Donatella, 34 anni, da Messina. “Da scienziata e ricercatrice a bidella”, le storie di precarietà del nostro Paese

Dalle sue mani sono passati quasi tutti i Caravaggio esposti tra Galleria Borghese e il Quirinale.

È laureata con 110 e lode in Chimica, con specializzazione in Beni culturali. Ha un dottorato in Chimica e Ingegneria dei materiali e ben 17 pubblicazioni su riviste scientifiche.

Sogna un futuro da ricercatrice. Anzi, sognava.

Perché Donatella, 34 anni, di Messina, sposata con un figlio di 7 mesi, dopo 16 anni di studi avanzati e 11 da precaria, un futuro nella ricerca non lo spera proprio più.

Rimbalzata su e giù per l’Italia, precaria a Messina, poi a Catania, poi a Roma, decide di scendere a compromessi con se stessa e fare un concorso, che vince, per un posto da amministrativa a Messina, e si ricongiunge alla sua famiglia. Ma anche questo è un contratto precario. E scade ad Agosto.

Proprio per questo Donatella fa un’ulteriore, drastica, scelta e presenta domanda per uno dei 12.500 posti  di III fascia da assistente tecnico e amministrativo messi a bando nella scuola.

“Nessuna vergogna, il lavoro è lavoro – sostiene Donatella – e il posto fisso, dopo una vita da precaria, è un’opportunità che non posso lasciarmi sfuggire”. Nessuna vergogna, eppure dalla voce di Donatella trapela una grande amarezza. “Un anno fa sono rimasta incinta. Il Ministero dello Sviluppo Economico, che cofinanzia il progetto che mi vede attualmente al Careci (Centro Attrazione Risorse), non mi ha riconosciuto la maternità. L’ateneo ha dovuto farne le spese e per non lasciarmi senza stipendio si è accollato questo peso. È stata una grossa delusione per me, come donna, come madre ma soprattutto come professionista”. Essere un “peso” per Donatella e per i tanti giovani e meno giovani laureati oggi in Italia non è più sostenibile. Tanti perché Donatella è solo una delle laureate e dei laureati disillusi che hanno presentato la stessa domanda per lo stesso posto di lavoro, un lavoro dignitoso, delicato e fondamentale per la nostra società ma molto diverso da quello per cui hanno combattuto per anni. Un lavoro che, probabilmente, non riusciranno a fare: quasi due milioni in totale le domande presentate per queste graduatorie, un numero che fa riflettere sui reali bisogni di questo paese.

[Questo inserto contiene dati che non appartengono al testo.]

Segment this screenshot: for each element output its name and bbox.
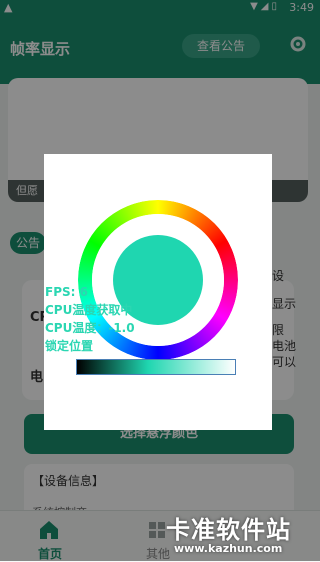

“Un paese che dovrebbe vivere di ricerca e di arte e che invece preferisce non tutelare professionalità come la mia, che tanto avrebbero da offrire”, conclude Donatella. “Arriva per tutti il momento di fare un bilancio della propria vita, per me è arrivato. I lavori che ho fatto, le persone che ho conosciuto, mi hanno lasciato tanto. Mi hanno insegnato che il lavoro è lavoro e che va fatto con dignità e rispetto. Io questa dignità e questo rispetto li ho sempre avuti nei confronti dei lavori che ho svolto e, dopo tanti anni di precarietà, credo di meritarli anche io”.